Hong Kong bourse operator HKEX’s Stock Exchange subsidiary published a consultation paper on Friday proposing looser listing rules for weighted voting rights (WVR) issuers, overseas companies and IPO applicants as part of a broader competitiveness push.
The consultation covers ten measures across three areas: reducing financial thresholds for dual-class share structures, lowering barriers for secondary listings, and extending confidential filing to all new applicants.
Market participants have for eight weeks to give feedback, with a deadline of May 8th.
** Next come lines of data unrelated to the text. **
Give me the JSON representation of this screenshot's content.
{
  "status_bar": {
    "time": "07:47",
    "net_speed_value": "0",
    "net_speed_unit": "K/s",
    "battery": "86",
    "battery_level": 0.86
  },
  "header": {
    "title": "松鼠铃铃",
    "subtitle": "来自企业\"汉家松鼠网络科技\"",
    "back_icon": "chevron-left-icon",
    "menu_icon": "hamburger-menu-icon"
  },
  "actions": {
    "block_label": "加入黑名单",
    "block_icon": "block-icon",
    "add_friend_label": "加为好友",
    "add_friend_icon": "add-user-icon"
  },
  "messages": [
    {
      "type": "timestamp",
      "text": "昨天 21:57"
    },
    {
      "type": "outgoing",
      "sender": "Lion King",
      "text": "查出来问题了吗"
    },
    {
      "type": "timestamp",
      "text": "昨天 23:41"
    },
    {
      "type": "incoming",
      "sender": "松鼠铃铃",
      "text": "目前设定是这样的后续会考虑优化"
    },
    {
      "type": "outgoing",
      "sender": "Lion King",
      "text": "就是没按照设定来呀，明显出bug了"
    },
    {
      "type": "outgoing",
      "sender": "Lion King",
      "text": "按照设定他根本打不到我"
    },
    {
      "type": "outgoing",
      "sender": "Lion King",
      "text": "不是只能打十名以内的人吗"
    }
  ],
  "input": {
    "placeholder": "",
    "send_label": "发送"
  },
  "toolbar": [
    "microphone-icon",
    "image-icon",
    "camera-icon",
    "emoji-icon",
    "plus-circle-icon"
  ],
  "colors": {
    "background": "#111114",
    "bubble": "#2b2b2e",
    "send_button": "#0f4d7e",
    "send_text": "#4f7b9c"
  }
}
The Exchange wants to halve the market capitalisation threshold from HK$40 billion to HK$20 billion under one option, and from HK$10 billion (plus HK$1 billion in revenue) to HK$6 billion (plus HK$600 million in revenue) under a second. The maximum voting power ratio would rise from 10:1 to 20:1, and eligibility would expand beyond ‘novel technology’ firms to include companies with new business models.
In simpler terms, the goal here appears to be to mimic some of the success of different share class structures in the US. Big technology companies, notably Facebook-owner Meta, remain largely in the hands of founders. That is because founders tend to give themselves a different class of shares, which carry a far greater number of votes. So even if they own 10% of the company, the voting rights attached to their shares mean they can have far greater influence over corporate decisions than that ownership stake implies.
Overseas issuers
For companies already listed on the NYSE, Nasdaq or the Main Market of the London Stock Exchange, the secondary listing market cap requirement would drop from HK$10 billion to HK$3 billion. The track record requirement would fall from two full financial years to one.
The Exchange is also proposing confidential filing for all new listing applicants, a right currently restricted to biotech, specialist technology firms and secondary listing candidates. The ownership and control period for applicants would be reduced from three years to one year.
Grace Wu, Head of Listings at HKEX, said: “These proposals were developed after in-depth discussions with stakeholders and align with market demand for high-quality innovative investment opportunities. The changes aim to enhance the efficiency and modernization of the listing mechanism while maintaining investor confidence, positioning Hong Kong as the preferred fundraising destination for growth companies.”
Why now
The proposals arrive as total equity capital market fundraising in Hong Kong reached US$103 billion in 2025, up 164% year over year, making it the world’s top listing venue. As of late February, 530 main board applications were in the pipeline.
The competitiveness push sits alongside a stricter governance regime. Reforms that took effect on July 1, 2025 introduced a hard nine-year tenure cap for independent non-executive directors (INEDs), a limit of six listed company directorships per INED, and mandatory professional development hours for all directors. Neither the NYSE nor Nasdaq imposes equivalent hard caps on tenure or overboarding, instead relying on disclosure and board-level discretion, according to a Cooley comparison of exchange requirements.
HKEX is, in effect, loosening who can get in while tightening how they must behave once listed.
The consultation paper lands one day after a separate consultation on standardising Hong Kong’s board lot framework closed on Wednesday. That review, published in December, proposes reducing the number of board lot sizes from more than 40 to eight standard options.